Nach dem Abitur (Matura) entschloss er sich Dirigent zu werden und besuchte von 1949 bis 1951 die Hochschule für Kunst und Musik in Wien, studierte Klavier, Klarinette und Fagott. Das Dirigentenstudium wurde ihm dann jedoch zu mühsam, er brach das Studium ab und belegte an der Bundesgewerbeschule in Mödling das Fach "Maschinenbau".
Als er später auf einer Studentenfeier eine komische Nummer präsentierte, sagte der zufällig anwesende Schauspieler Karl Hackenberg zu ihm: "Junger Mann, sie müssen Schauspieler werden"! Also brach er auch dieses Studium ab und meldete sich für ein Vorsprechen am Max-Reinhardt-Seminar an. In seinem Repertoire hatte er unter anderem Shakespeares "Othello" für den er Lacherfolge erntete. Trotzdem, oder gerade vielleicht deswegen, wurde er angenommen.
  
Foto: © Rainer Binder
(Das Foto wurde mir freundlicherweise von dem Fotografen Rainer Binder zur Verfügung gestellt. Das Copyright liegt bei Rainer Binder; das Foto darf nicht für andere Zwecke verwandt werden.)

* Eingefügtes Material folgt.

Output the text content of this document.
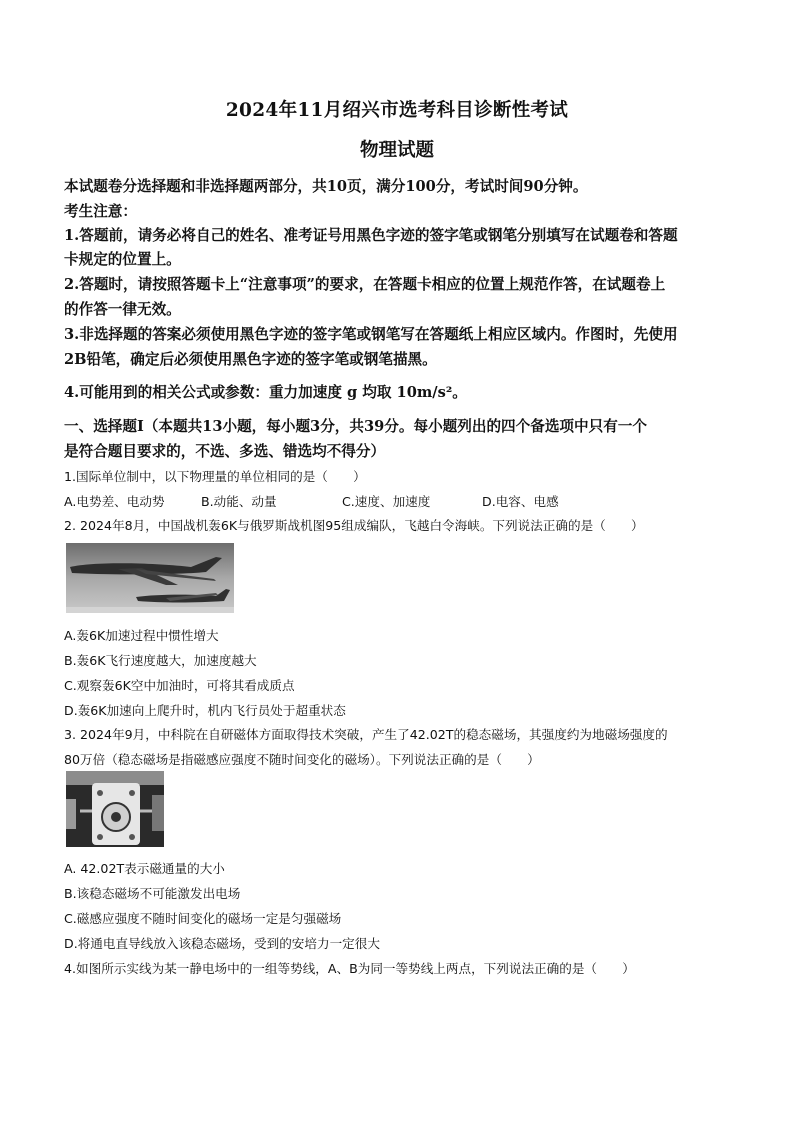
2024年11月绍兴市选考科目诊断性考试
物理试题
本试题卷分选择题和非选择题两部分，共10页，满分100分，考试时间90分钟。
考生注意：
1.答题前，请务必将自己的姓名、准考证号用黑色字迹的签字笔或钢笔分别填写在试题卷和答题
卡规定的位置上。
2.答题时，请按照答题卡上“注意事项”的要求，在答题卡相应的位置上规范作答，在试题卷上
的作答一律无效。
3.非选择题的答案必须使用黑色字迹的签字笔或钢笔写在答题纸上相应区域内。作图时，先使用
2B铅笔，确定后必须使用黑色字迹的签字笔或钢笔描黑。
4.可能用到的相关公式或参数：重力加速度 g 均取 10m/s²。
一、选择题Ⅰ（本题共13小题，每小题3分，共39分。每小题列出的四个备选项中只有一个
是符合题目要求的，不选、多选、错选均不得分）
1.国际单位制中，以下物理量的单位相同的是（　　）
A.电势差、电动势	B.动能、动量	C.速度、加速度	D.电容、电感
2. 2024年8月，中国战机轰6K与俄罗斯战机图95组成编队，飞越白令海峡。下列说法正确的是（　　）
A.轰6K加速过程中惯性增大
B.轰6K飞行速度越大，加速度越大
C.观察轰6K空中加油时，可将其看成质点
D.轰6K加速向上爬升时，机内飞行员处于超重状态
3. 2024年9月，中科院在自研磁体方面取得技术突破，产生了42.02T的稳态磁场，其强度约为地磁场强度的
80万倍（稳态磁场是指磁感应强度不随时间变化的磁场）。下列说法正确的是（　　）
A. 42.02T表示磁通量的大小
B.该稳态磁场不可能激发出电场
C.磁感应强度不随时间变化的磁场一定是匀强磁场
D.将通电直导线放入该稳态磁场，受到的安培力一定很大
4.如图所示实线为某一静电场中的一组等势线，A、B为同一等势线上两点，下列说法正确的是（　　）
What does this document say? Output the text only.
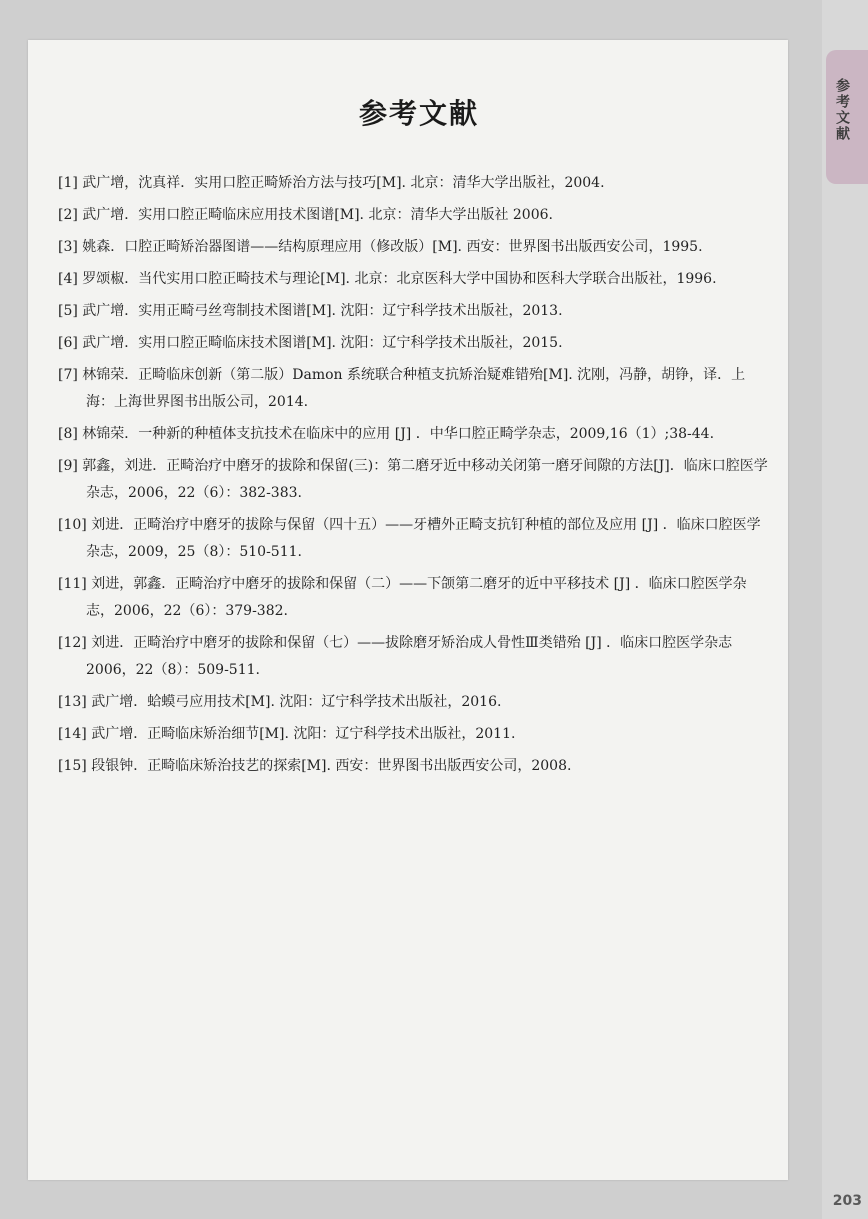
参考文献
参考文献
[1] 武广增，沈真祥．实用口腔正畸矫治方法与技巧[M]. 北京：清华大学出版社，2004.
[2] 武广增．实用口腔正畸临床应用技术图谱[M]. 北京：清华大学出版社 2006.
[3] 姚森．口腔正畸矫治器图谱——结构原理应用（修改版）[M]. 西安：世界图书出版西安公司，1995.
[4] 罗颂椒．当代实用口腔正畸技术与理论[M]. 北京：北京医科大学中国协和医科大学联合出版社，1996.
[5] 武广增．实用正畸弓丝弯制技术图谱[M]. 沈阳：辽宁科学技术出版社，2013.
[6] 武广增．实用口腔正畸临床技术图谱[M]. 沈阳：辽宁科学技术出版社，2015.
[7] 林锦荣．正畸临床创新（第二版）Damon 系统联合种植支抗矫治疑难错殆[M]. 沈刚，冯静，胡铮，译．上海：上海世界图书出版公司，2014.
[8] 林锦荣．一种新的种植体支抗技术在临床中的应用 [J] ．中华口腔正畸学杂志，2009,16（1）;38-44.
[9] 郭鑫，刘进．正畸治疗中磨牙的拔除和保留(三)：第二磨牙近中移动关闭第一磨牙间隙的方法[J]．临床口腔医学杂志，2006，22（6）：382-383.
[10] 刘进．正畸治疗中磨牙的拔除与保留（四十五）——牙槽外正畸支抗钉种植的部位及应用 [J] ．临床口腔医学杂志，2009，25（8）：510-511.
[11] 刘进，郭鑫．正畸治疗中磨牙的拔除和保留（二）——下颌第二磨牙的近中平移技术 [J] ．临床口腔医学杂志，2006，22（6）：379-382.
[12] 刘进．正畸治疗中磨牙的拔除和保留（七）——拔除磨牙矫治成人骨性Ⅲ类错殆 [J] ．临床口腔医学杂志 2006，22（8）：509-511.
[13] 武广增．蛤蟆弓应用技术[M]. 沈阳：辽宁科学技术出版社，2016.
[14] 武广增．正畸临床矫治细节[M]. 沈阳：辽宁科学技术出版社，2011.
[15] 段银钟．正畸临床矫治技艺的探索[M]. 西安：世界图书出版西安公司，2008.
203
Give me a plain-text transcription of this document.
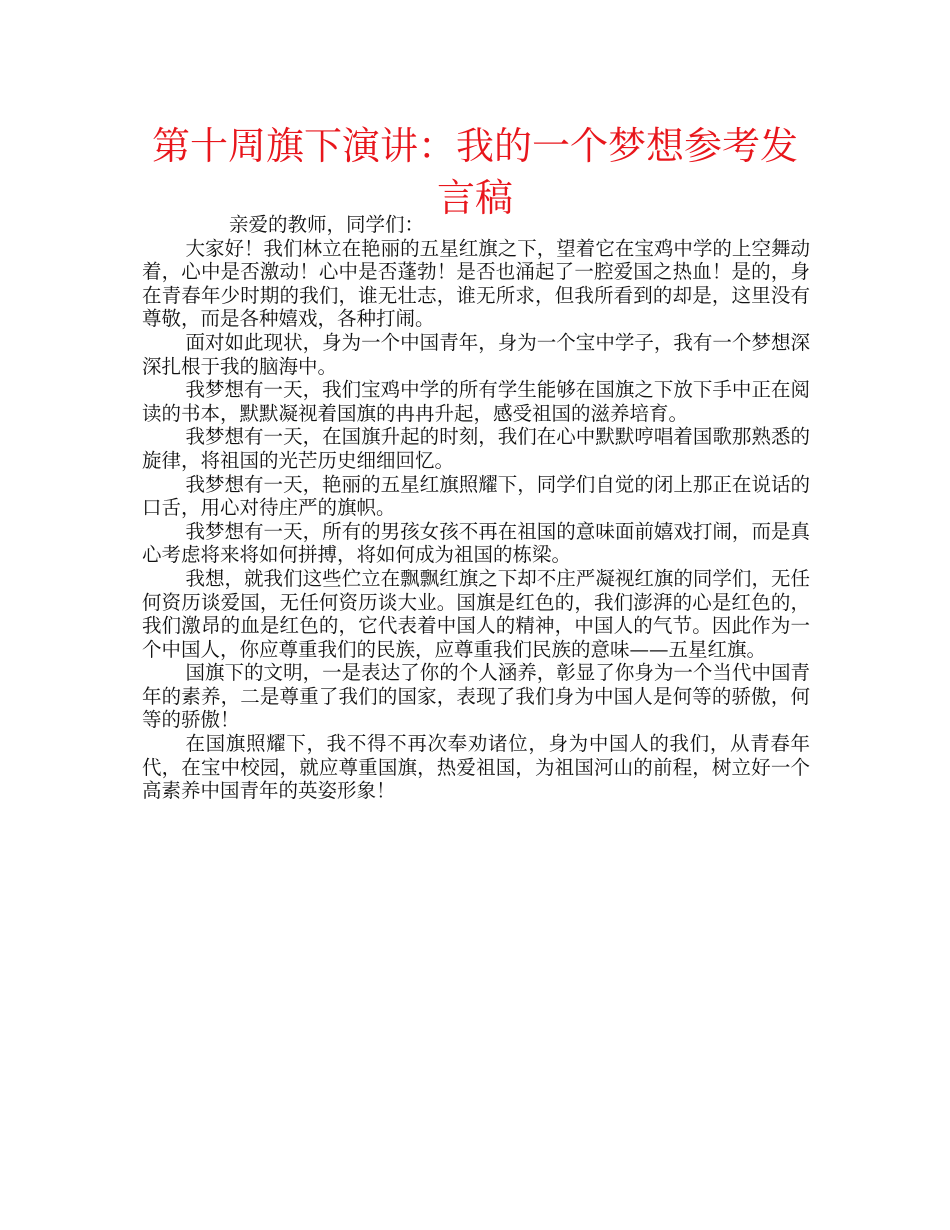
第十周旗下演讲：我的一个梦想参考发言稿

亲爱的教师，同学们：

大家好！我们林立在艳丽的五星红旗之下，望着它在宝鸡中学的上空舞动着，心中是否激动！心中是否蓬勃！是否也涌起了一腔爱国之热血！是的，身在青春年少时期的我们，谁无壮志，谁无所求，但我所看到的却是，这里没有尊敬，而是各种嬉戏，各种打闹。

面对如此现状，身为一个中国青年，身为一个宝中学子，我有一个梦想深深扎根于我的脑海中。

我梦想有一天，我们宝鸡中学的所有学生能够在国旗之下放下手中正在阅读的书本，默默凝视着国旗的冉冉升起，感受祖国的滋养培育。

我梦想有一天，在国旗升起的时刻，我们在心中默默哼唱着国歌那熟悉的旋律，将祖国的光芒历史细细回忆。

我梦想有一天，艳丽的五星红旗照耀下，同学们自觉的闭上那正在说话的口舌，用心对待庄严的旗帜。

我梦想有一天，所有的男孩女孩不再在祖国的意味面前嬉戏打闹，而是真心考虑将来将如何拼搏，将如何成为祖国的栋梁。

我想，就我们这些伫立在飘飘红旗之下却不庄严凝视红旗的同学们，无任何资历谈爱国，无任何资历谈大业。国旗是红色的，我们澎湃的心是红色的，我们激昂的血是红色的，它代表着中国人的精神，中国人的气节。因此作为一个中国人，你应尊重我们的民族，应尊重我们民族的意味——五星红旗。

国旗下的文明，一是表达了你的个人涵养，彰显了你身为一个当代中国青年的素养，二是尊重了我们的国家，表现了我们身为中国人是何等的骄傲，何等的骄傲！

在国旗照耀下，我不得不再次奉劝诸位，身为中国人的我们，从青春年代，在宝中校园，就应尊重国旗，热爱祖国，为祖国河山的前程，树立好一个高素养中国青年的英姿形象！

Nach zwei Jahren schloss er diese Ausbildung mit Auszeichnung ab und gab 1953 sein Theaterdebüt am Stadttheater Klagenfurt als Truffaldino in Carlo Goldonis "Diener zweier Herren". Weitere Stationen waren das Wiener Theater in der Josefstadt (1954-1959), die Münchener Kammerspiele (1955), das Hamburger Schauspielhaus (1956), das Wiener Burgtheater (1959-1970) sowie das Züricher Schauspielhaus (1965-1976). Zu seinen wichtigsten Bühnenrollen gehörten der Stani in Hugo von Hofmannsthals "Der Schwierige", der Bleichenwang in Shakespeares "Was ihr wollt", der Rosenkranz in Stoppards "Rosenkranz und Güldenstern sind tot" sowie der Bluntschli in Shaws "Helden". Auch als Regisseur konnte Peter Weck Erfolge verbuchen, so mit den Produktionen "Arsen und Spitzenhäubchen" und "Das Appartement" in Zürich. Seit 1983 war er Intendant des Theaters an der Wien, das sich als europäisches bzw. deutschsprachiges Erstaufführungstheater zahlreicher amerikanischer Broadway-Musicals einen Namen gemacht hat.

Für den Film war Weck, analog zu Romy Schneider, eine Entdeckung des "Star-Machers" Ernst Marischka; Weck profilierte sich zunächst in kleinen historischen Uniformrollen, die er erfrischend natürlich und ohne Pathos gestaltete, wie z. B. 1954 den Prinz Heinrich von Oranien in "Mädchenjahre einer Königin"1) (1954) oder den Erzherzog Carl-Ludwig in "Sissi"1) (1955). Weitere Rollen hatte er seit den 1950er Jahren in zahlreichen Heimatfilmen wie "Und der Himmel lacht dazu"1) (1954, auch: Bruder Martin) oder "Die Wirtin zur goldenen Krone" (1955); als moderner Feschak paarte er in "Die liebe Familie" (1957) bubenhaften Charme mit Schlagfertigkeit und gesundem Menschenverstand. Diese im Fach des jungen Liebhabers ungewöhnliche Konstellation verhalf Weck sehr bald zum Status des beliebten "Wiener Goldjungen" im deutschsprachigen Unterhaltungsfilm, beispielsweise 1961 als sympathischer Filou in "Mariandl"1) oder "Mariandls Heimkehr"1) (1962). Es ging sehr schnell, und Peter Weck wurde ein gefragter Publikumsliebling – und das vor allem bei den weiblichen Kinogängern.
Wenn auch Weck im Kommerz-Lustspiel der weiteren 1960er Jahre nicht jene Zwischentöne einsetzen konnte, die ihn am Theater zum grandiosen Schnitzler-Interpreten machten, besaß er stets die schauspielerische Disziplin, auch im Fach der Charakterkomik oberflächliche Rollen durch seinen individuellen, manchmal trockenen Humor zu sublimieren. Der inzwischen grauhaarige Charmeur spielte im deutschen Unterhaltungsfilm der Nachkriegszeit eine wichtige Rolle als Liebhaber, Filou und Charakterkomiker. Er konnte auch kurzfristig im internationalen Film glänzen: 1962 in der Walt-Disney-Produktion "Almost Angels" und 1963 in einer kurzen Szene in Otto Premingers "The Cardinal"1) (Der Kardinal).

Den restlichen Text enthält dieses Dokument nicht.